In Saitama where I am based in, there has been a house construction rush in the recent years, and real estate agencies' web sites now contain numerous photos of these newly built homes. In this work, I printed out such photographs provided by real estate agencies using a home printer, cut, and folded them into simple house models. Then, I took them to the house in question and photographed them using an iPhone.
If we define a house as that which becomes a house with people living there, all of the buildings I photographed were still prior to anyone taking up residence in them, so they were architectural objects in the "shape" of a house.

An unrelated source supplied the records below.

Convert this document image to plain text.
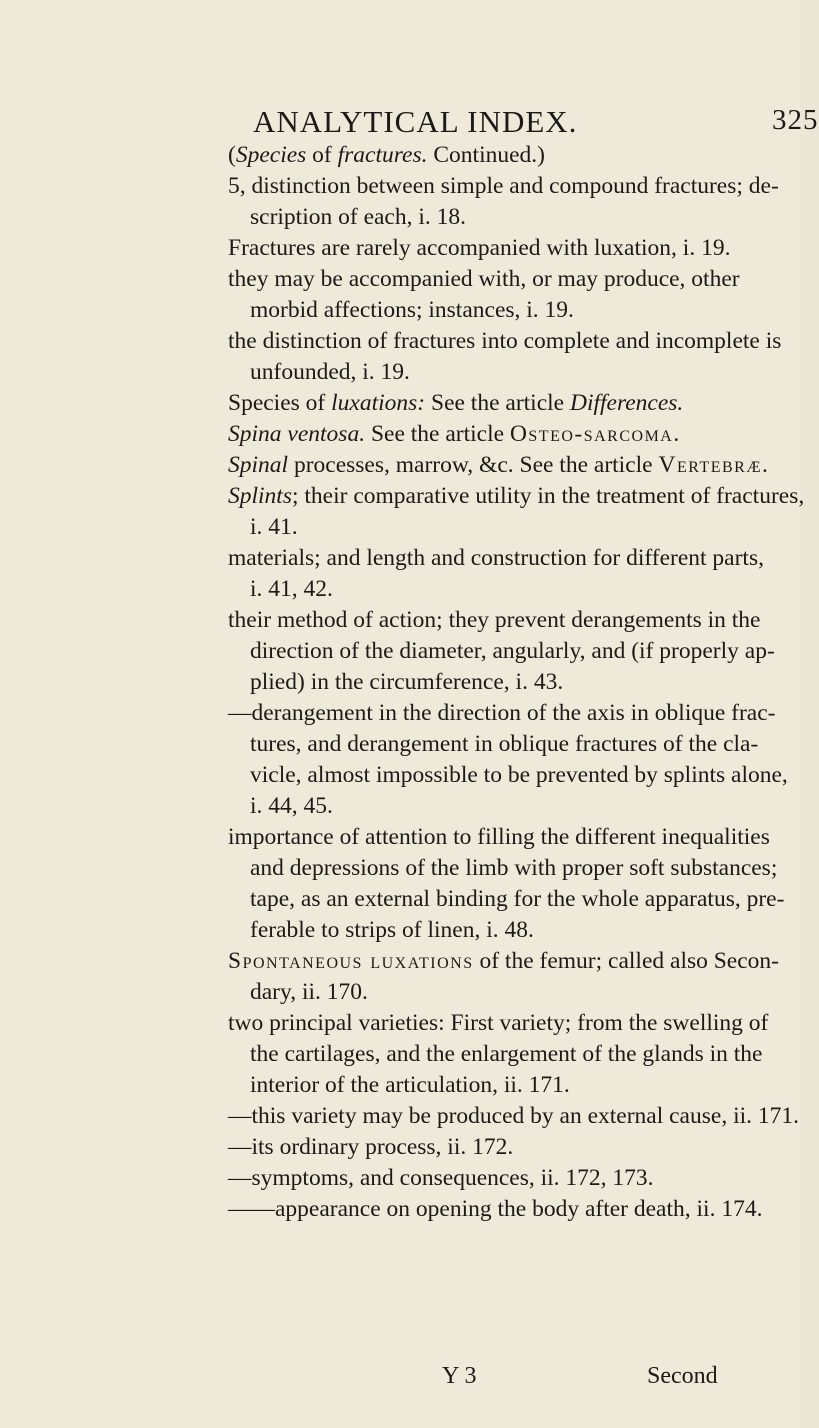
ANALYTICAL INDEX.	325
(Species of fractures. Continued.)
5, distinction between simple and compound fractures; de-
scription of each, i. 18.
Fractures are rarely accompanied with luxation, i. 19.
they may be accompanied with, or may produce, other
morbid affections; instances, i. 19.
the distinction of fractures into complete and incomplete is
unfounded, i. 19.
Species of luxations: See the article Differences.
Spina ventosa. See the article Osteo-sarcoma.
Spinal processes, marrow, &c. See the article Vertebræ.
Splints; their comparative utility in the treatment of fractures,
i. 41.
materials; and length and construction for different parts,
i. 41, 42.
their method of action; they prevent derangements in the
direction of the diameter, angularly, and (if properly ap-
plied) in the circumference, i. 43.
—derangement in the direction of the axis in oblique frac-
tures, and derangement in oblique fractures of the cla-
vicle, almost impossible to be prevented by splints alone,
i. 44, 45.
importance of attention to filling the different inequalities
and depressions of the limb with proper soft substances;
tape, as an external binding for the whole apparatus, pre-
ferable to strips of linen, i. 48.
Spontaneous luxations of the femur; called also Secon-
dary, ii. 170.
two principal varieties: First variety; from the swelling of
the cartilages, and the enlargement of the glands in the
interior of the articulation, ii. 171.
—this variety may be produced by an external cause, ii. 171.
—its ordinary process, ii. 172.
—symptoms, and consequences, ii. 172, 173.
——appearance on opening the body after death, ii. 174.
Y 3	Second
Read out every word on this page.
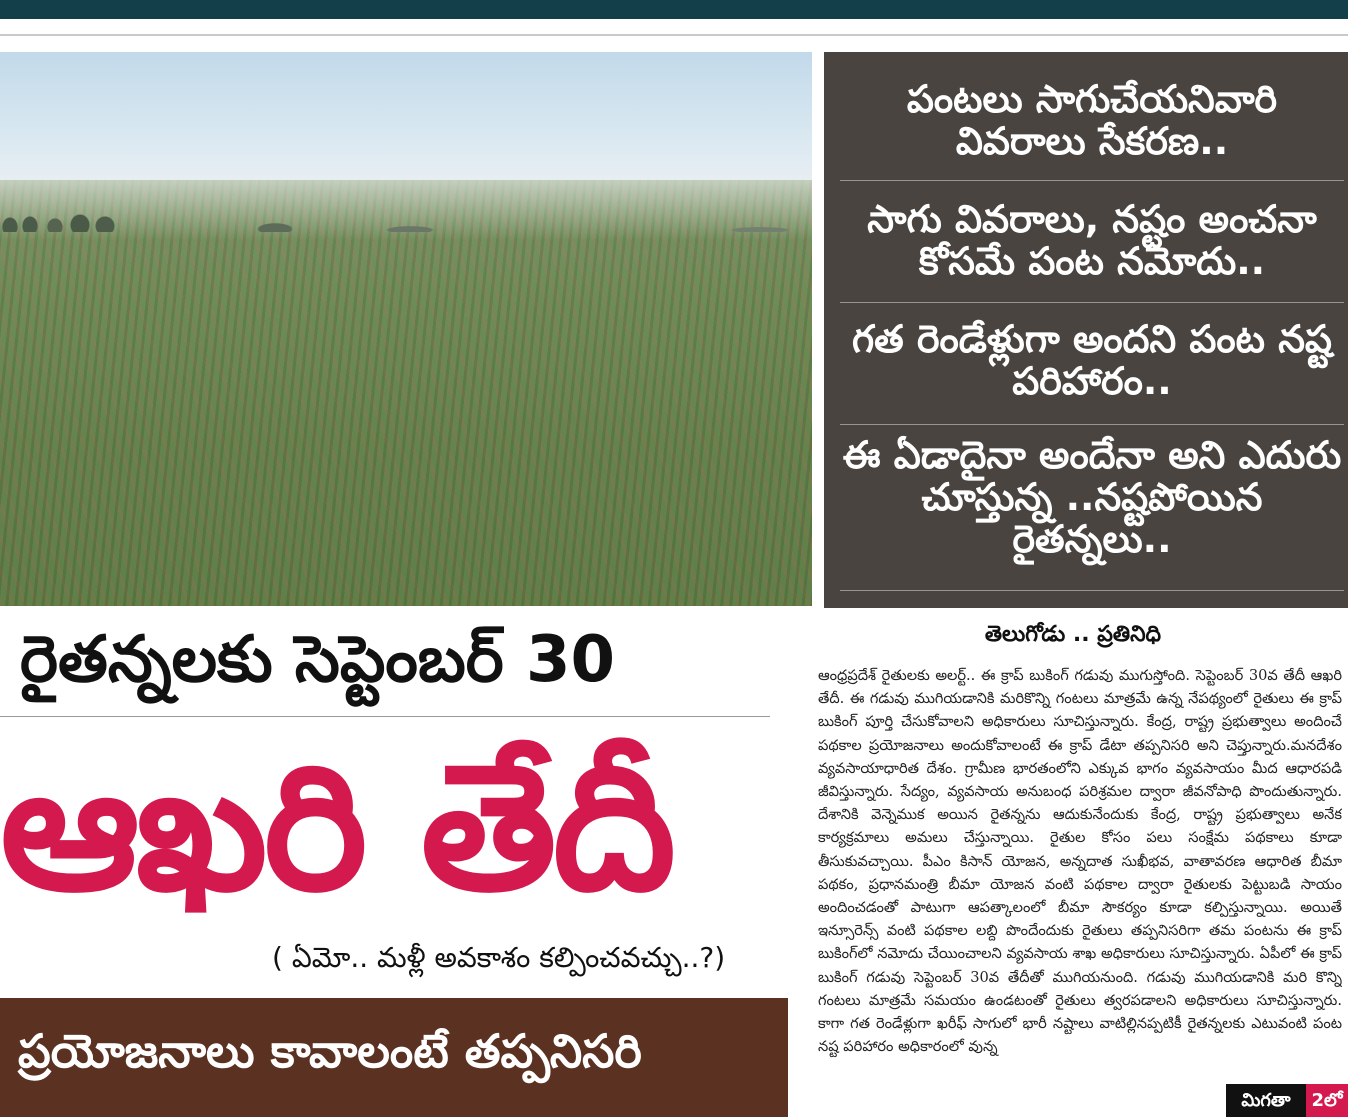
పంటలు సాగుచేయనివారి వివరాలు సేకరణ..
సాగు వివరాలు, నష్టం అంచనా కోసమే పంట నమోదు..
గత రెండేళ్లుగా అందని పంట నష్ట పరిహారం..
ఈ ఏడాదైనా అందేనా అని ఎదురు చూస్తున్న ..నష్టపోయిన రైతన్నలు..
రైతన్నలకు సెప్టెంబర్ 30
ఆఖరి తేదీ
( ఏమో.. మళ్లీ అవకాశం కల్పించవచ్చు..?)
ప్రయోజనాలు కావాలంటే తప్పనిసరి
తెలుగోడు .. ప్రతినిధి
ఆంధ్రప్రదేశ్ రైతులకు అలర్ట్.. ఈ క్రాప్ బుకింగ్ గడువు ముగుస్తోంది. సెప్టెంబర్ 30వ తేదీ ఆఖరి తేదీ. ఈ గడువు ముగియడానికి మరికొన్ని గంటలు మాత్రమే ఉన్న నేపథ్యంలో రైతులు ఈ క్రాప్ బుకింగ్ పూర్తి చేసుకోవాలని అధికారులు సూచిస్తున్నారు. కేంద్ర, రాష్ట్ర ప్రభుత్వాలు అందించే పథకాల ప్రయోజనాలు అందుకోవాలంటే ఈ క్రాప్ డేటా తప్పనిసరి అని చెప్తున్నారు.మనదేశం వ్యవసాయాధారిత దేశం. గ్రామీణ భారతంలోని ఎక్కువ భాగం వ్యవసాయం మీద ఆధారపడి జీవిస్తున్నారు. సేద్యం, వ్యవసాయ అనుబంధ పరిశ్రమల ద్వారా జీవనోపాధి పొందుతున్నారు. దేశానికి వెన్నెముక అయిన రైతన్నను ఆదుకునేందుకు కేంద్ర, రాష్ట్ర ప్రభుత్వాలు అనేక కార్యక్రమాలు అమలు చేస్తున్నాయి. రైతుల కోసం పలు సంక్షేమ పథకాలు కూడా తీసుకువచ్చాయి. పీఎం కిసాన్ యోజన, అన్నదాత సుఖీభవ, వాతావరణ ఆధారిత బీమా పథకం, ప్రధానమంత్రి బీమా యోజన వంటి పథకాల ద్వారా రైతులకు పెట్టుబడి సాయం అందించడంతో పాటుగా ఆపత్కాలంలో బీమా సౌకర్యం కూడా కల్పిస్తున్నాయి. అయితే ఇన్సూరెన్స్ వంటి పథకాల లబ్ది పొందేందుకు రైతులు తప్పనిసరిగా తమ పంటను ఈ క్రాప్ బుకింగ్‌లో నమోదు చేయించాలని వ్యవసాయ శాఖ అధికారులు సూచిస్తున్నారు. ఏపీలో ఈ క్రాప్ బుకింగ్ గడువు సెప్టెంబర్ 30వ తేదీతో ముగియనుంది. గడువు ముగియడానికి మరి కొన్ని గంటలు మాత్రమే సమయం ఉండటంతో రైతులు త్వరపడాలని అధికారులు సూచిస్తున్నారు. కాగా గత రెండేళ్లుగా ఖరీఫ్ సాగులో భారీ నష్టాలు వాటిల్లినప్పటికీ రైతన్నలకు ఎటువంటి పంట నష్ట పరిహారం అధికారంలో వున్న
మిగతా	2లో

Given the above, to what extent did these differ from the models I created using the real estate agencies' photographs? As a side note, I left the models in front of the buildings after taking these photos.
Born in 1984 in Tokyo.
2020 Graduate master’s degree Musashino Art University (Architecture).
From his love and hate for the sceneries and architectures around us, he creates works based on the uncertainty of the existence of floors and walls which are meant to function as supports.
His methods also include moving images, photographs, 3D, space, and text. He has participated in group shows such as "The Department Store No.1", the collaboration with Open Circuit (elephant space/Seoul, Korea), solo exhibition "Kazaana a.k.a.VOID" (Arai Associates/Tokyo).
Ohta Haruka with this series of home cut-outs manages to create images that are at once a social commentary on gentrification and the notion of "home" while delivering a visually original set of still lives. There is something creepy and alienating about the subject that is well capture by Haruka's photos.